Think of spending $1,000 of your money to buy 100 shares of ABC company and the stock price increases by ten per cent intraday (I’ve seen stocks double in value within one day). It would mean that you made $100 profit and your money grew to $1,100 by the end of the day.

If you used four times margin you would have spent $4,000 and bought 400 ABC shares. The same ten per cent gain would have given you a profit of $400 but your money would have now grown to $1,400. That would mean that a ten per cent move on the stock actually gave you a 40 per cent gain using margin.

A very attractive proposition given that if your begin to trade currencies on the Forex market some brokers give you up to ten times margin.

But be warned.

Trading using leverage or margin is like the proverbial two-edged sword—it can cut both ways.

Simply put, the best of times to be fully margined is when the trade is going your way.
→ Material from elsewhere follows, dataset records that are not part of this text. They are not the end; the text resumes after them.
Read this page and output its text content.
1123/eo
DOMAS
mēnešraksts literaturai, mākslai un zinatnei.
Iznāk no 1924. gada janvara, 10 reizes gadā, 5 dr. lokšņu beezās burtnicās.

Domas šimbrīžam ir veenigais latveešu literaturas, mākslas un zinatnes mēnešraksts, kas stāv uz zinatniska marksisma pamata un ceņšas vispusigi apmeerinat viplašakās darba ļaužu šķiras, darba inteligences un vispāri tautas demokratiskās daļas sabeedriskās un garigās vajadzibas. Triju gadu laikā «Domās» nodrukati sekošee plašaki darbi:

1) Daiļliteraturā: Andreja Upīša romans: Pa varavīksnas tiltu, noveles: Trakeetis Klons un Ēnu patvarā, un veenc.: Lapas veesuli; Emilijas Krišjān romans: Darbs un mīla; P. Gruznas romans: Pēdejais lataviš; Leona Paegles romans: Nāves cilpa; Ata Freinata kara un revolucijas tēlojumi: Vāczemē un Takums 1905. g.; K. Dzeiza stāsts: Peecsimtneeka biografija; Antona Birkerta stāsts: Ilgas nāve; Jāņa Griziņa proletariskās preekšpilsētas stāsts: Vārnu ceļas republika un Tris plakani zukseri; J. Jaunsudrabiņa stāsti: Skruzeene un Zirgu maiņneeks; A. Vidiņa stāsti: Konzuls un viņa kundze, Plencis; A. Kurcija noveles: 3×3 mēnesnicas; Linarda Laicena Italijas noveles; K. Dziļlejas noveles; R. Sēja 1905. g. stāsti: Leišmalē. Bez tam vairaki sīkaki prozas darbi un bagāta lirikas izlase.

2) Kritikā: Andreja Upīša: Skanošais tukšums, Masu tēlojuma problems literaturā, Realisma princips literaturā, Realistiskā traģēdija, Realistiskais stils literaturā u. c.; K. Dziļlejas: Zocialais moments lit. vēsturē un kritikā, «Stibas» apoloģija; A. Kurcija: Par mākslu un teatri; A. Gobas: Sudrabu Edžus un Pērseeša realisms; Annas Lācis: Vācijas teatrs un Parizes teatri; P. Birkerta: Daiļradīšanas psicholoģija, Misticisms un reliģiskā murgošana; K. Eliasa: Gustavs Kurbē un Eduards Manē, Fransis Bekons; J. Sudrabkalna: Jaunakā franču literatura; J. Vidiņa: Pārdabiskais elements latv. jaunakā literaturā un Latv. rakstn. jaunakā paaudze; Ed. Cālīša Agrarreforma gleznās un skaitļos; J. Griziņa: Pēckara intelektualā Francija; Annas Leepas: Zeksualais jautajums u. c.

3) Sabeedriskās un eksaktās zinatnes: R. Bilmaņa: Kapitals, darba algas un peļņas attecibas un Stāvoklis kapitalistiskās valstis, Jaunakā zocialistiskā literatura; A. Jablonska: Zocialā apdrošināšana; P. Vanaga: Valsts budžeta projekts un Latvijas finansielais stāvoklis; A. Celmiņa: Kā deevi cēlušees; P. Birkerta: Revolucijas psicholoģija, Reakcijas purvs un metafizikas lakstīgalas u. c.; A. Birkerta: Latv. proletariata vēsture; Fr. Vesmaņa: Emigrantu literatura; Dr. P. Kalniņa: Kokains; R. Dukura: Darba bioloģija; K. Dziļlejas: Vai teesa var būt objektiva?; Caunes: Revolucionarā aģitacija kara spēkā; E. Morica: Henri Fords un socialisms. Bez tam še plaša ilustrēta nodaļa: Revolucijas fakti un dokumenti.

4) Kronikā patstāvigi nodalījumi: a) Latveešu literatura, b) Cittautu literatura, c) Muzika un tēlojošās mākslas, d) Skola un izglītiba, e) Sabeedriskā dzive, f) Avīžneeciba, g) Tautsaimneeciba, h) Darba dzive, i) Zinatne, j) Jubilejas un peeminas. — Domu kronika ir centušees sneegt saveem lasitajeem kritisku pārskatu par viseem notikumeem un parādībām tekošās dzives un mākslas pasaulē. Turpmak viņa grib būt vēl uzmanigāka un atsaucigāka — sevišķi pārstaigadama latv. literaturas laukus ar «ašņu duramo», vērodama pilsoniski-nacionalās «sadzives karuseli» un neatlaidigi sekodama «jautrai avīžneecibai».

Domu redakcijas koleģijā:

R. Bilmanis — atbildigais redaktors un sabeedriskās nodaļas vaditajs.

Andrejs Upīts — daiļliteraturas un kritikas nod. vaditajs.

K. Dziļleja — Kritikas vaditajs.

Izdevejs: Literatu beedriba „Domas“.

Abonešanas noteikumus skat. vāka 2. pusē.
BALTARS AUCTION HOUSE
The worst of times is when it is not.

Think of the same ABC scenario, this time with a 20 per cent move against you.

Where you would have lost $200 of your money which would have reduced your account size to $800, on a fully margined trade you would have actually lost $800 reducing your account value to $200. And that is painful.

The regulators have set a number of stipulations, restrictions and requirements for margin trading with some stocks not even “marginable” meaning you simply have to buy it cash only.

One of the reasons given was that in a prolonged down market, investors selling to meet margin calls added to the downward pressure on stocks. Reminds me of the local scenario where, those in the know attribute the downward pressure on the local exchange mainly to selling or lack of buying by institutional investors who have been forced to abide by a recently revived archaic regulation.

Despite the pitfalls margin trading opens a world of great opportunities. The key, however, boils down to the discipline of the trader. But that’s another commentary.